What are TRAP laws, and how do they impede women's access to health-care services?

The anti-choice movement has undertaken a campaign to impose unnecessary and burdensome regulations on abortion providers—but not other medical professionals—in an obvious attempt to drive doctors out of practice and make abortion care more expensive and difficult to obtain. Such proposals are known as TRAP laws: Targeted Regulation of Abortion Providers. Common TRAP regulations include those that: limit the provision of care only to physicians; force practices to convert needlessly into mini-hospitals at great expense; require abortion providers to get admitting privileges; and require facilities to have a transfer agreement with a local hospital (with nothing requiring hospitals to grant such privileges). Further, in many states abortion care is limited to hospitals or other specialized facilities, rather than physicians' offices. Anti-choice supporters of TRAP laws assert these are necessary requirements to ensure patient health and safety, be these claims are specious. Legal abortion is an extremely safe procedure. And all types of medical care—abortion included—are already subject to extensive health and safety laws and regulations.

While some TRAP laws have been found legally unenforceable, many TRAP laws have gone into effect and caused clinic closures in several states, severely limiting access to safe and legal abortion care for millions of women. It is clear: the anti-choice movement's goal is not to protect women's health; it is to regulate abortion clinics out of existence.

Current State Measures

44 states and the District of Columbia have measures subjecting abortion providers to burdensome restrictions not imposed on other medical professionals: AL, AK, AZ, AR, CA, CT, DE, DC, FL, GA, HI, ID, IL, IN, IA, KS, KY, LA, ME, MD, MA, MI, MN, MS, MO, NE, NV, NJ, NM, NY, NC, ND, OH, OK, PA, RI, SC, SD, TN, TX, UT, VA, WA, WI, WY.

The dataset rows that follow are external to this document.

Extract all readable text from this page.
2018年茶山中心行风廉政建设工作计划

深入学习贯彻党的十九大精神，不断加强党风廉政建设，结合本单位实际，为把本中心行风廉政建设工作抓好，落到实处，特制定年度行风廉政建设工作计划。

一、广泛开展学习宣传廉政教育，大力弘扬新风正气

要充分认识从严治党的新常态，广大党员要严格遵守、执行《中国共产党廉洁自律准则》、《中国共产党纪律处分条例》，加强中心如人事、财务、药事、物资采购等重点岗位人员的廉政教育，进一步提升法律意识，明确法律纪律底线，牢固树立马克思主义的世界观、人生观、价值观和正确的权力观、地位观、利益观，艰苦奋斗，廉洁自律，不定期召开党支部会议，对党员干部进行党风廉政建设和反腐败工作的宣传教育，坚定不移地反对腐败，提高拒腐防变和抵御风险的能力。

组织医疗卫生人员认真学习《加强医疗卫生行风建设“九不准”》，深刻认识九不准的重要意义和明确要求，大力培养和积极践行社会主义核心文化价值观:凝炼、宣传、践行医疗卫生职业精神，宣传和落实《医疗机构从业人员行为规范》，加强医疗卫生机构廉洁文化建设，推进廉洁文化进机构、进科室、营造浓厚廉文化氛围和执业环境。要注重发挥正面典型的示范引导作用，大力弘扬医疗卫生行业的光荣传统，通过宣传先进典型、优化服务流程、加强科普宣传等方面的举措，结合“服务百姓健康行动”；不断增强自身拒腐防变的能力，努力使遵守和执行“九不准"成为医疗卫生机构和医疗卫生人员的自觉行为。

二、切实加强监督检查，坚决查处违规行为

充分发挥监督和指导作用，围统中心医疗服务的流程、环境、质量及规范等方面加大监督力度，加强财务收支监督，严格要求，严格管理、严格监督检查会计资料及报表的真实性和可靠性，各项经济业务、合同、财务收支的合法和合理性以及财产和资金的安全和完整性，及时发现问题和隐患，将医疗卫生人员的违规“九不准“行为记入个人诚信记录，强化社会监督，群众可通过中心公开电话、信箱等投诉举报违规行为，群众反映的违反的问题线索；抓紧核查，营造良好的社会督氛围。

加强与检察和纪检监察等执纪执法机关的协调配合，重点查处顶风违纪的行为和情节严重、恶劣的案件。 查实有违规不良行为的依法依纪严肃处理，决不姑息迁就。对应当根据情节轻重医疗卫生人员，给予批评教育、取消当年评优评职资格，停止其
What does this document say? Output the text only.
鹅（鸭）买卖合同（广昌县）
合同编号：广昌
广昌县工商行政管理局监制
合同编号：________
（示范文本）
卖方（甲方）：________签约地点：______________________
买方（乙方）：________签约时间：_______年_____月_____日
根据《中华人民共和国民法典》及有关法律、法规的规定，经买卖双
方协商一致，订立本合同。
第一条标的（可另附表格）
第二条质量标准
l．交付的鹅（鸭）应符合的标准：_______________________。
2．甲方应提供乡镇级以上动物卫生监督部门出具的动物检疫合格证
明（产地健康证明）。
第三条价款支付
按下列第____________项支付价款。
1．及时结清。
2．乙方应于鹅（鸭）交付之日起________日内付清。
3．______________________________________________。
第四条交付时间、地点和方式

  • All of these states prohibit some qualified health care professionals from providing abortion care.
    • 6 states and the District of Columbia have expanded the scope of practice of advanced-practice clinicians to include medical and/or surgical abortion services: CA, CT, DC, IL, NY, RI, WA.
  • 26 of these states restrict the provision of abortion care—often even in the early stages of pregnancy—to hospitals or other specialized facilities: AK, AR, CT, GA, ID, IN, MA, MN, MS, MO, NV, NJ, NY, NC, ND, OH, OK, PA, RI, SC, SD, TN, TX, UT, VA, WI.

  • 19 of these laws are at least partially unenforceable: AL, AK, AZ, ID, IL, IN, KS, LA, MA, MS, MO, NY, ND, OH, OK, PA, TN, TX, WI.

2014 Enacted State Legislation

4 states enacted 4 measures that subject abortion providers to burdensome restrictions not imposed on other medical professionals: AZ, IN, LA, OK.